Carmichael asserts that the import of authenticity in rap, when positively focused, can help the genre and the culture to progress.
“[Hip-hop needs to return] back to the true-to-self ethos,” Carmichael said. “Originality, innovation, ingenuity of the sort that led a bunch of disenfranchised kids in the Bronx to start throwing parties with their parents’ records, powering up with streetlights in the park, isolating breakbeats to extend the groove, and later, sampling to replace the lack of instrumentation as a result of underfunded music education in schools. That sort of ingenuity is the real ‘keeping it real.’”

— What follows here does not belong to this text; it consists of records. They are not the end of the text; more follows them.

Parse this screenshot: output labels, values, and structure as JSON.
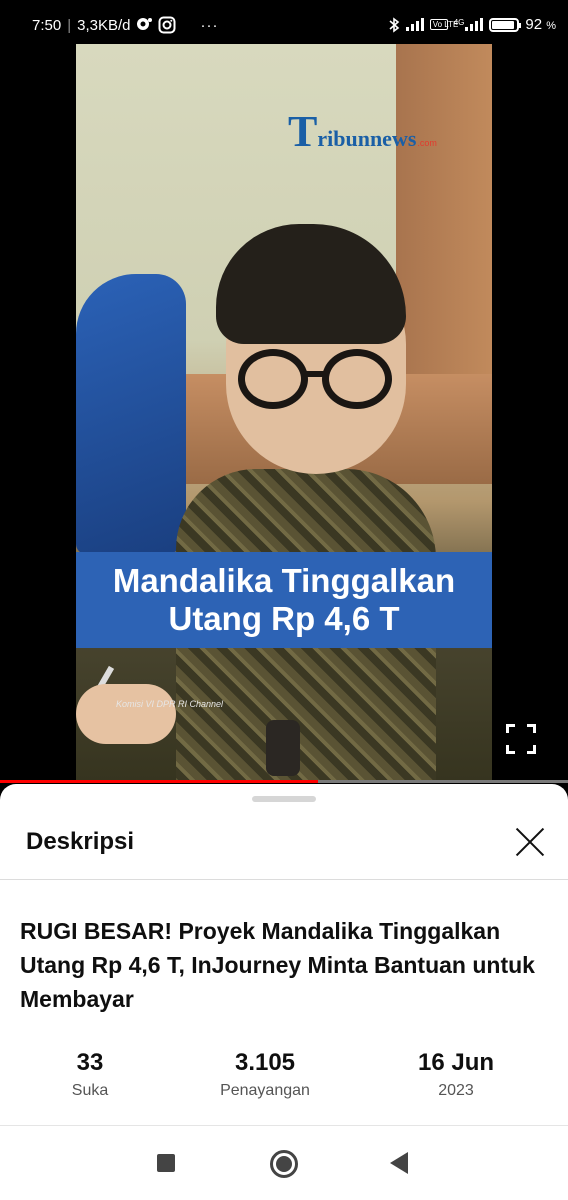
{
  "status_bar": {
    "time": "7:50",
    "net_speed": "3,3KB/d",
    "volte_label": "Vo LTE",
    "network_label": "4G",
    "battery_percent": "92",
    "percent_sign": "%",
    "more_label": "···"
  },
  "video": {
    "logo_first": "T",
    "logo_rest": "ribunnews",
    "logo_suffix": ".com",
    "caption_line1": "Mandalika Tinggalkan",
    "caption_line2": "Utang Rp 4,6 T",
    "channel_watermark": "Komisi VI DPR RI Channel",
    "progress_fraction": 0.56,
    "progress_color": "#ff0000",
    "caption_color": "#2d63b5"
  },
  "sheet": {
    "title": "Deskripsi",
    "video_title": "RUGI BESAR! Proyek Mandalika Tinggalkan Utang Rp 4,6 T, InJourney Minta Bantuan untuk Membayar",
    "stats": [
      {
        "value": "33",
        "label": "Suka"
      },
      {
        "value": "3.105",
        "label": "Penayangan"
      },
      {
        "value": "16 Jun",
        "label": "2023"
      }
    ]
  },
  "icons": {
    "close": "close-icon",
    "fullscreen": "fullscreen-icon",
    "recents": "recents-icon",
    "home": "home-icon",
    "back": "back-icon"
  }
}
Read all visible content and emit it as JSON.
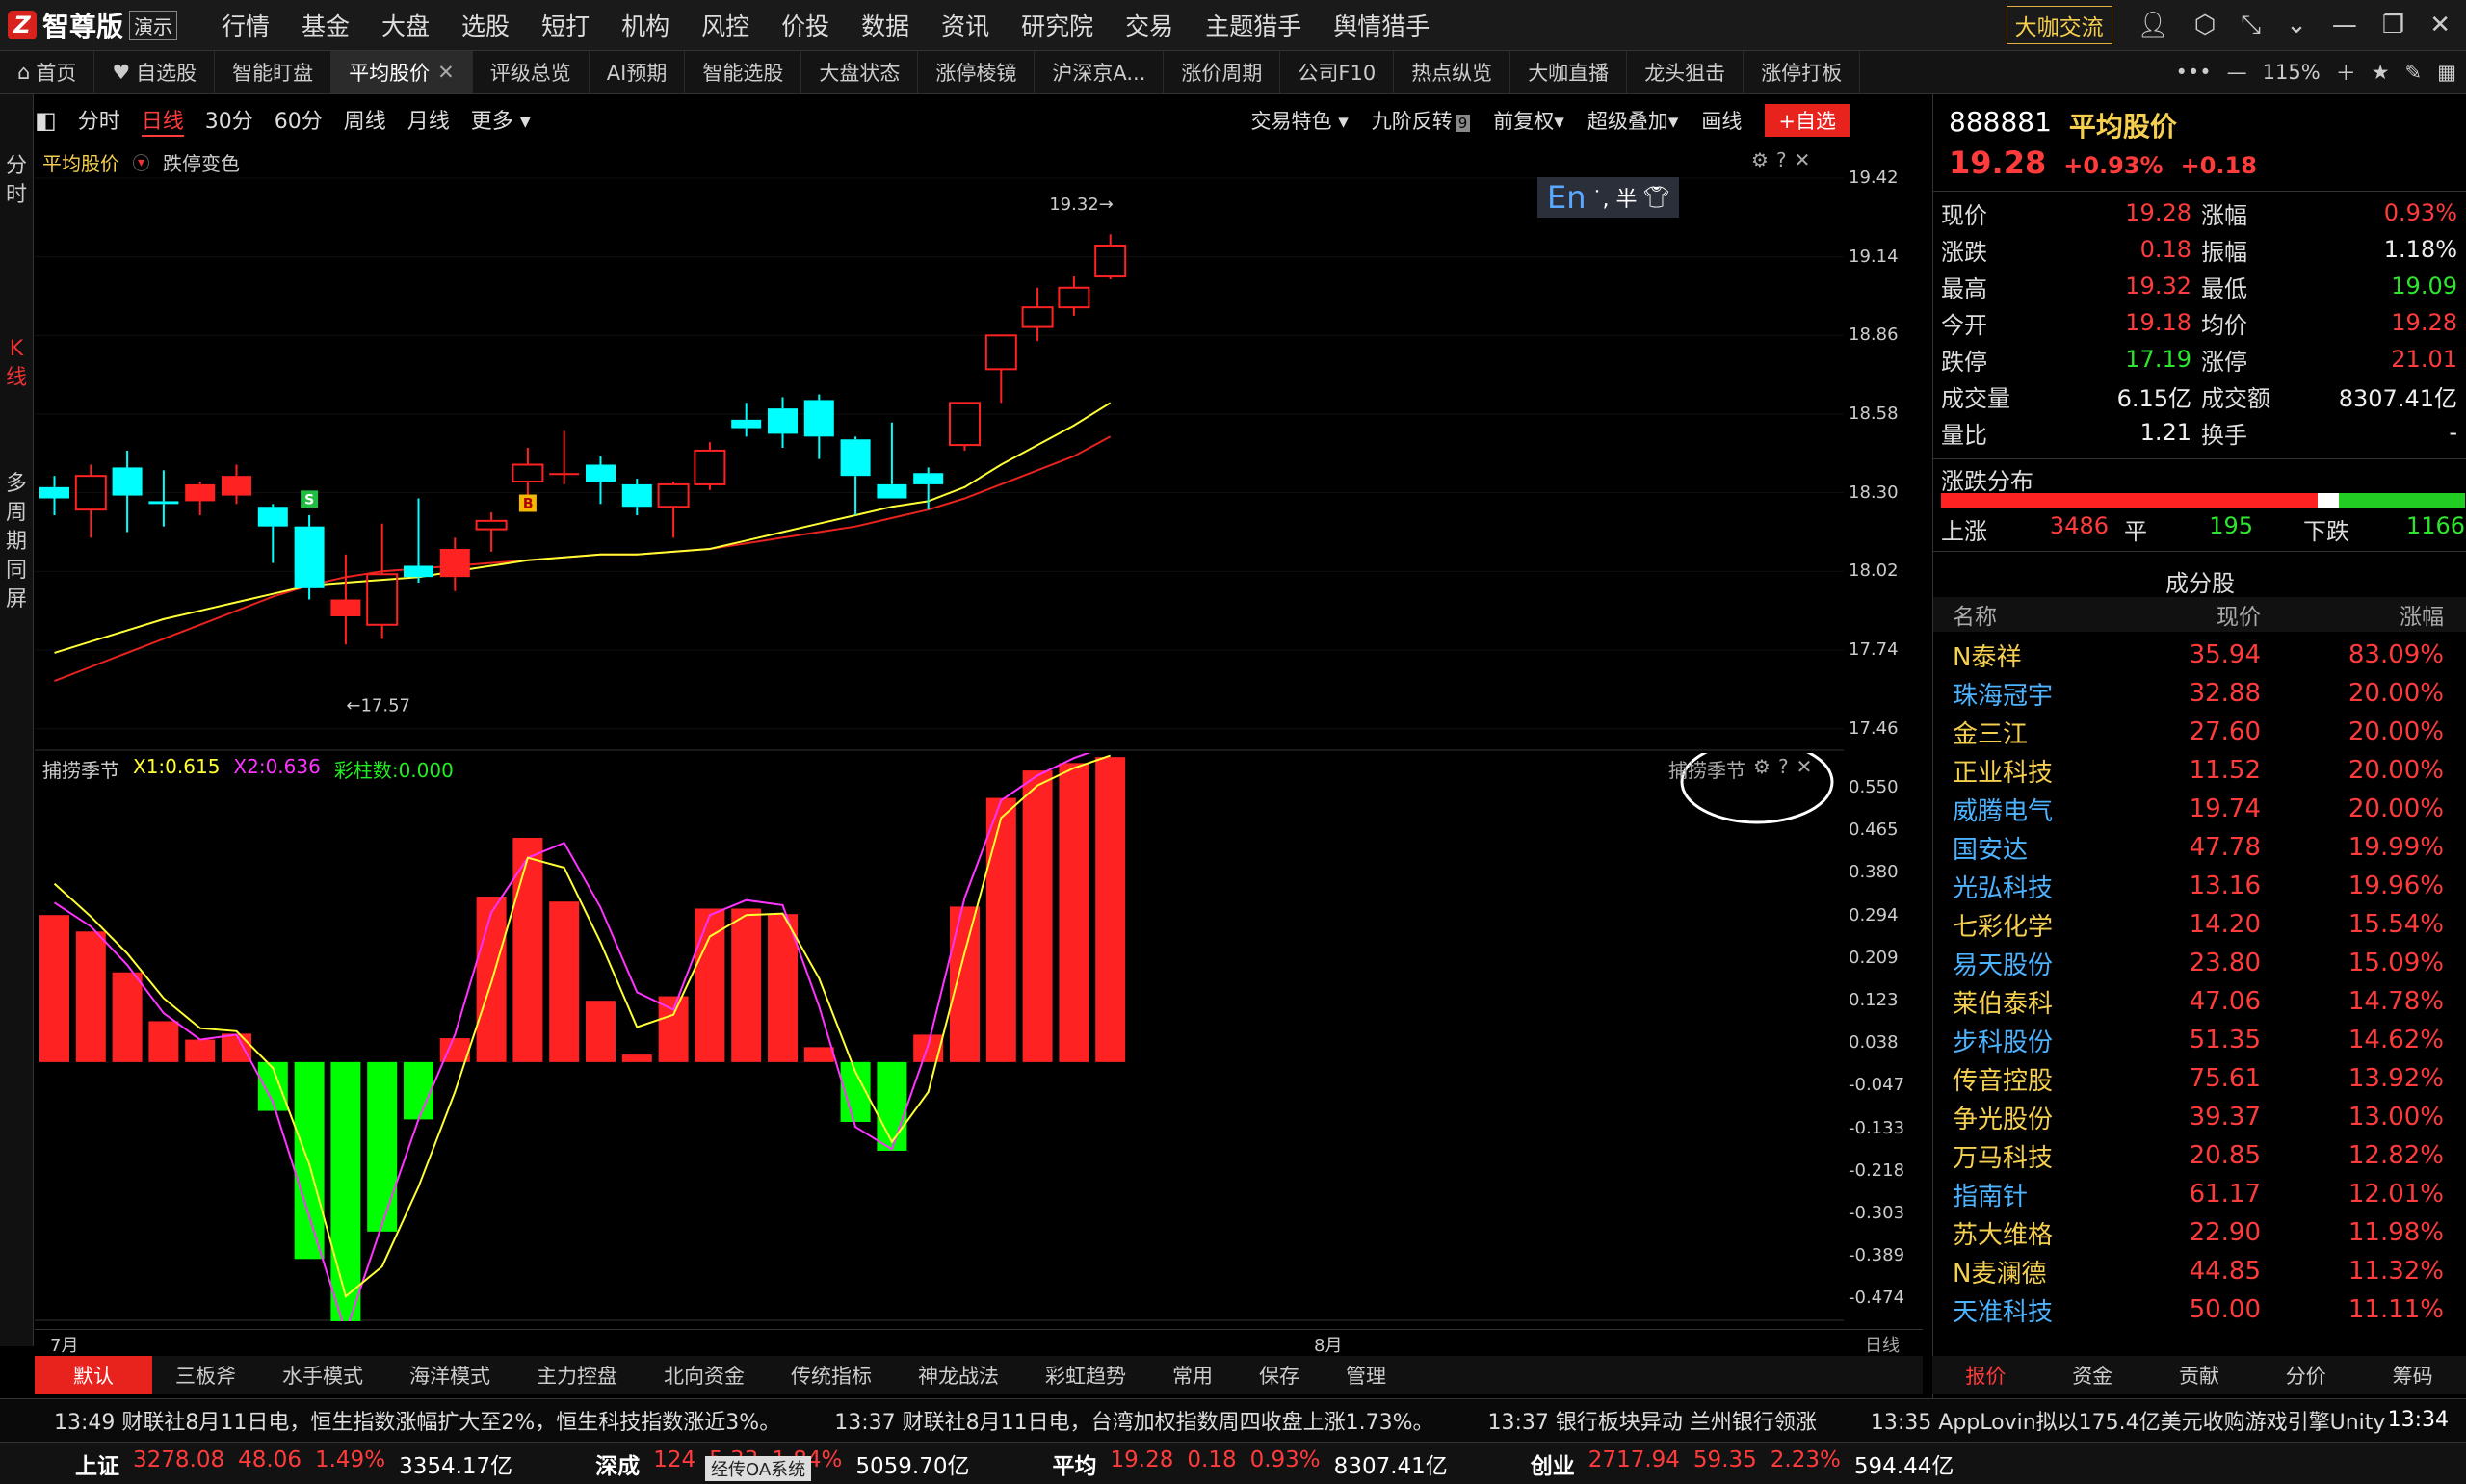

He’s right. Hip-hop is being used as therapy at special schools in underserved communities and has been used by enterprising teachers to help convey fundamentals like math and geography. Chance’s own Open Mike series of events in his native Chicago is geared toward showing kids how to express themselves creatively so that they don’t have to resort to acting out violently in the streets and can apply the same skills that go into creating and marketing music — from creative writing to implementation of business plans — to achievement in other areas of life.
Hip-hop no longer needs cartoonishly exaggerated depictions of violence, which can be as detrimental to both the culture and its entertainers, to be the sole criteria of authenticity. Hip-hop, as an art form and as a culture, may not have set out to glamorize violence but the elements of industry surrounding hip-hop, the ones who exploit the culture and the art-form, continue to do so. The culture itself can benefit from a critical reexamination of violent authenticity, in both how it fits into and affects the culture as well as the mainstream at large.
Keeping it real still seems to be the critical function of hip-hop, but the goal should be staying true to oneself, not a manufactured idea of gangsta, street credibility. It’s not only critical to the continued success of the individual artists, but also important to create new archetypes for future generations, so they don’t become trapped in a cycle of continuing violence or living out a fantasy with dangerous real-world implications.